Open Pedagogy and “Control” in the Classroom

It’s been a very productive summer for me as an Open Pedagogy Fellow. After a few months of meetings, readings, and exchanging inspirational ideas with my colleagues, I’ve finally managed to craft a syllabus that looks unlike anything I’ve ever produced. The course is “Music of Texas”, and Fall 2021 will mark the first time that I’ve taught it. My work this summer with Open Pedagogy has deeply informed the design of “Music of Texas”, from assessment to assignments and even the nature of our time together in the classroom.

The first day of class was scarier-than-usual for me, as I had to get students excited about a new course and on board with an experimental new course-format. I shared my carefully-written syllabus, explained exactly why I was doing things differently than they were used to, and acknowledged that they were each going to have to be willing to experiment alongside me. I reminded students that “new styles of teaching” (for me) will also mean “new styles of learning” (for them). So far, my “Music of Texas” students seemed to buy in to the idea of Open Pedagogy as I’ve explained it — no one has complained yet!

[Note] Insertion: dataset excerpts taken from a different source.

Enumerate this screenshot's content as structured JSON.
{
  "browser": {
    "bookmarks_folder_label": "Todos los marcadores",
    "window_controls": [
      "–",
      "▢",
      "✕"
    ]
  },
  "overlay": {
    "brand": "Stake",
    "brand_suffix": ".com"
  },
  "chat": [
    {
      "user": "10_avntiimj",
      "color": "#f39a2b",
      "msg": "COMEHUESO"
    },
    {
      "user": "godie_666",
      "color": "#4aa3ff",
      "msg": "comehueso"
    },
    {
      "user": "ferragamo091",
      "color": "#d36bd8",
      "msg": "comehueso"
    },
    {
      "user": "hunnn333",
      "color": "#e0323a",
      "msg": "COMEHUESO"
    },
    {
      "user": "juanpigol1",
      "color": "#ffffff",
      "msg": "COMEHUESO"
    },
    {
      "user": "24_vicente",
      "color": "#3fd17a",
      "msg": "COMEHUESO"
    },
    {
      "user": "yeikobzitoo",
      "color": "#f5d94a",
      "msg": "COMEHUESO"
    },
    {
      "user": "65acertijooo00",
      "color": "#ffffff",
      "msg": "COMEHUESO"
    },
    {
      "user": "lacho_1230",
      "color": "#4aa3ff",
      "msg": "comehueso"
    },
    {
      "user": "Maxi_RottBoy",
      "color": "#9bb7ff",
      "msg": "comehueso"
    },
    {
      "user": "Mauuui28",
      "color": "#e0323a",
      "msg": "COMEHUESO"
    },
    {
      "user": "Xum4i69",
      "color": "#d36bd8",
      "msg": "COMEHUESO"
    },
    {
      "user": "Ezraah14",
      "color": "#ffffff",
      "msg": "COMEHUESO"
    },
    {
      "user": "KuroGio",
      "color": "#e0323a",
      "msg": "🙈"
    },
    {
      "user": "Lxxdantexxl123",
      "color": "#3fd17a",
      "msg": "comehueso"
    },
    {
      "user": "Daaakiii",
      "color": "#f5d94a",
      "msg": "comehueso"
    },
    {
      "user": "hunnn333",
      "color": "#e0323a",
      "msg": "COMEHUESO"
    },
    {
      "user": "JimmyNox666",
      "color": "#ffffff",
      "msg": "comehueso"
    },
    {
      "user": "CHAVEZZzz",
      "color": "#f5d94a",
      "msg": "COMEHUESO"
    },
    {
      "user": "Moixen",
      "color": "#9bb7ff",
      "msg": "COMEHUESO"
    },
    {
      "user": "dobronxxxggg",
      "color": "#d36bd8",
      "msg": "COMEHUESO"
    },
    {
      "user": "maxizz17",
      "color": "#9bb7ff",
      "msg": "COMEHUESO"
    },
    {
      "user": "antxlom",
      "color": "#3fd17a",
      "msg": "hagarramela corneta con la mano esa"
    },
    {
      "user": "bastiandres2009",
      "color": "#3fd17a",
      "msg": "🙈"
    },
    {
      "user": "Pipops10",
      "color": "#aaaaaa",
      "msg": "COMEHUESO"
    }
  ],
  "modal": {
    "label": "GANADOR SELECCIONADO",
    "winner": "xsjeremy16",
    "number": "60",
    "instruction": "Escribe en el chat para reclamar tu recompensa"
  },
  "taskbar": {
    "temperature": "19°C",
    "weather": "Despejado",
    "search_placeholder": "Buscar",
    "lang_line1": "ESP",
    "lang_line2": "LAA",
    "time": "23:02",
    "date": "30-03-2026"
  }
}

I had originally imagined that I would ask students to work towards creating a publicly-available podcast as a summative semester-ending project. But after a few meetings with my Open Pedagogy “course-development group” (CDG), I realized that a student-developed website would be a perfect repository of the work that we do in class over the semester — and equally easy to share with the general public when the semester is over. A website obviously allows students to generate work in a variety of multimedia formats, which — in this course — will include written texts, but might also include embedded audio (student-created podcasts, original songs, samples of classic Texas music), video (existing YouTube videos about Texas history, culture, or music or student-created “explainer videos”), and archival/primary-source images related to the themes of the course.

I’ve worked to design assignments that strike an appropriate balance between structure and freedom — I want to provide guidance for my students (so they know what the larger task is), but I also want to leave room for them to experiment and discover. I want students to be comfortable to “go with the flow” if their research changes direction midway through their process, and to celebrate their own curiosity. That might mean following their muse, rather than a strictly-worded assignment prompt. My work with Open Pedagogy has stimulated this kind of flexible approach, and encouraged me to think about centering assignments around students (and their interests) rather than around some particular specific “content” that I’d like to make sure that students learn. Instead of designing this course around lectures or readings, I’ve designed it around a series of assignments that use a “jigsaw” strategy: each student studies a different topic (one they can opt to select on their own), and then—in class—we can learn from each other’s research.

I’ve spent so many months with versions of this course in my head — it’s exciting (and scary!) to see it as a real thing, out in the real world. I’m eager to see how the course will continue to develop now that it’s a shared classroom experience, one that is no longer 100% under my control. And, of course, I’m grateful to the Open Pedagogy Fellowship (and to my fellow Fellows) for helping me get more and more comfortable with this sharing of control.